Yankees 11, Royals 6.  WP: Hughes (2-2).  No save.  LP: Wade Davis (2-3 -- apparently, wearing the Number 22 of Brooklyn native turned 1976-80 Yankee-Killer Dennis Leonard did help much).

On Saturday night, for the 70th time, Mariano Rivera (14) saved a regular-season victory by Andy Pettitte (4-2).  That's a major league record.  James Shields (2-3), whom the Royals got from the Tampa Bay Rays, pitched reasonably well, but Andy was better: 7 innings, 2 runs, 5 hits, 1 walk, 7 strikeouts.  And he's about to turn 41.  Vernon Wells hit his 8th home run of the season, and that was the difference.  Yankees 3, Royals 2.

Yesterday, Hiroki Kuroda gave up a run in the 1st and another in the 8th, and in between was sparkling.  Robinson Cano (his 10th) and Wells (his 9th) hit home runs off Ervin Santana (3-2 -- now the best, or at least the healthiest, pitcher with that last name).  David Robertson got the last out in the 8th, and Mariano got through the 9th for his 15th save.  Yankees 4, Royals 2.


So here's where we stand, with 6 of the season's 26 weeks (23 percent) gone:

The Yankees lead the American League Eastern Division, by 1 game over the Baltimore Orioles, 2 in the loss column.  They lead the Boston Red Sox by 2 games (3), the Rays by 4 1/2 (5), and the highly-touted Blue Jays by 9 1/5 (11).

The American League Central is a tie between the Cleveland Indians and the Detroit Tigers, with the Royals a game and a half back (1 in the loss column), the Minnesota Twins trail by 2 1/2 (2), and the chicago White Sox by 5.

The American League West is led by the Texas Rangers.  The Oakland Athletics are 6 back (7), the Seattle Mariners 6 1/2 (7), the Los Angeles Angels of Anaheim 10, and the Houston Astros 14 1/5 (15).

The National League East is led by the Atlanta Braves.  The Washington Nationals trail by 1 game, the Philadelphia Phillies by 4 (5 in the loss column), the Mets by 5 1/2 (but only 4 in the loss column), and the Miami Marlins by 10 1/2 (11).

The National League Central is led by the St.
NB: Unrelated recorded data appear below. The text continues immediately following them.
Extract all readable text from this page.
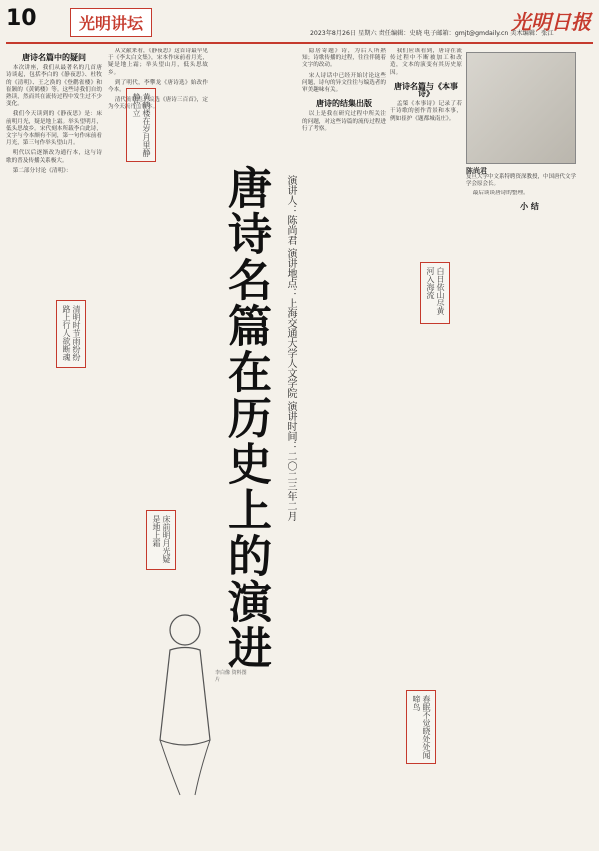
10	光明讲坛
2023年8月26日 星期六 责任编辑：史晓 电子邮箱：gmjt@gmdaily.cn 美术编辑：张江
光明日报
唐诗名篇中的疑问

本次讲座，我们从最著名的几首唐诗谈起，包括李白的《静夜思》、杜牧的《清明》、王之涣的《登鹳雀楼》和崔颢的《黄鹤楼》等。这些诗我们自幼熟读，然而其在流传过程中发生过不少变化。

我们今天读到的《静夜思》是：床前明月光，疑是地上霜。举头望明月，低头思故乡。宋代刻本所载李白此诗，文字与今本颇有不同，第一句作床前看月光，第三句作举头望山月。

明代以后逐渐改为通行本，这与诗歌的普及传播关系极大。

第二部分讨论《清明》：

从文献来看，《静夜思》这首诗最早见于《李太白文集》，宋本作床前看月光，疑是地上霜；举头望山月，低头思故乡。

到了明代，李攀龙《唐诗选》始改作今本。

清代蘅塘退士编选《唐诗三百首》，定为今天流行的版本。

唐诗名篇在历史上的演进 演讲人：陈尚君 演讲地点：上海交通大学人文学院 演讲时间：二〇二三年二月

隐居寄题》诗，为后人所熟知；诗歌传播的过程，往往伴随着文字的改动。

宋人诗话中已经开始讨论这些问题，诗句的异文往往与编选者的审美趣味有关。

唐诗的结集出版

以上是我在研究过程中所关注的问题，对这些诗篇的流传过程进行了考察。

我们应该看到，唐诗在流传过程中不断被加工和改造，文本的演变有其历史原因。

唐诗名篇与《本事诗》

孟棨《本事诗》记录了若干诗歌的创作背景和本事，例如崔护《题都城南庄》。

陈尚君
复旦大学中文系特聘资深教授，中国唐代文学学会原会长。

最后谈谈唐诗的整理。

小 结
黄鹤楼在岁月里静静伫立
清明时节雨纷纷路上行人欲断魂
床前明月光疑是地上霜
春眠不觉晓处处闻啼鸟
白日依山尽黄河入海流
李白像 资料图片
Louis Cardinals.  The Cincinnati Reds trail by 2 (3), the Pittsburgh Pirates by 2 1/2 (3), the Milwaukee Brewers by 7 1/5 (7), and the Chicago Cubs by 8 1/5 (9).

The National League West is led by the defending World Champion San Francisco Giants.  The Arizona Diamondbacks trail by 2, the Colorado Rockies by 2 1/2 (2 in the loss column), the San Diego Padres by 6 1/2 (6), and the Los Angeles Dodgers, for all their payroll, by 7 (6).  Already there is talk that Don Mattingly's job as manager is in danger -- as if he had been the one making the high-priced acquisitions.

If the current standings hold until the end of the season, the AL's Wild Card entries will be the Orioles and the Indians-Tigers loser.  The NL's will be the Reds and the Pirates.


Today, the Yankees have their strangest matchup of the season -- and hopefully, it will stay that way.  Because of the 2 snowouts in Cleveland last month, they are spending one day in Cleveland, but playing 2 games against the Indians.

Game 1 is scheduled to begin at 12:05 this afternoon.  David Phelps will pitch for the Yankees, Justin Masterson for the Tribe.  Game 2 will follow at a time to be determined, with rookies Vidal Nuno and Trevor Bauer facing each other.  In Nuno's case, it will be his first major league start, after his debut on April 29, at home against the Astros, 3 nice scoreless innings of relief.

After this strange day, the Yankees return home, for a 3-game series against Seattle, followed by 3 against those pesky but overrated Blue Jays.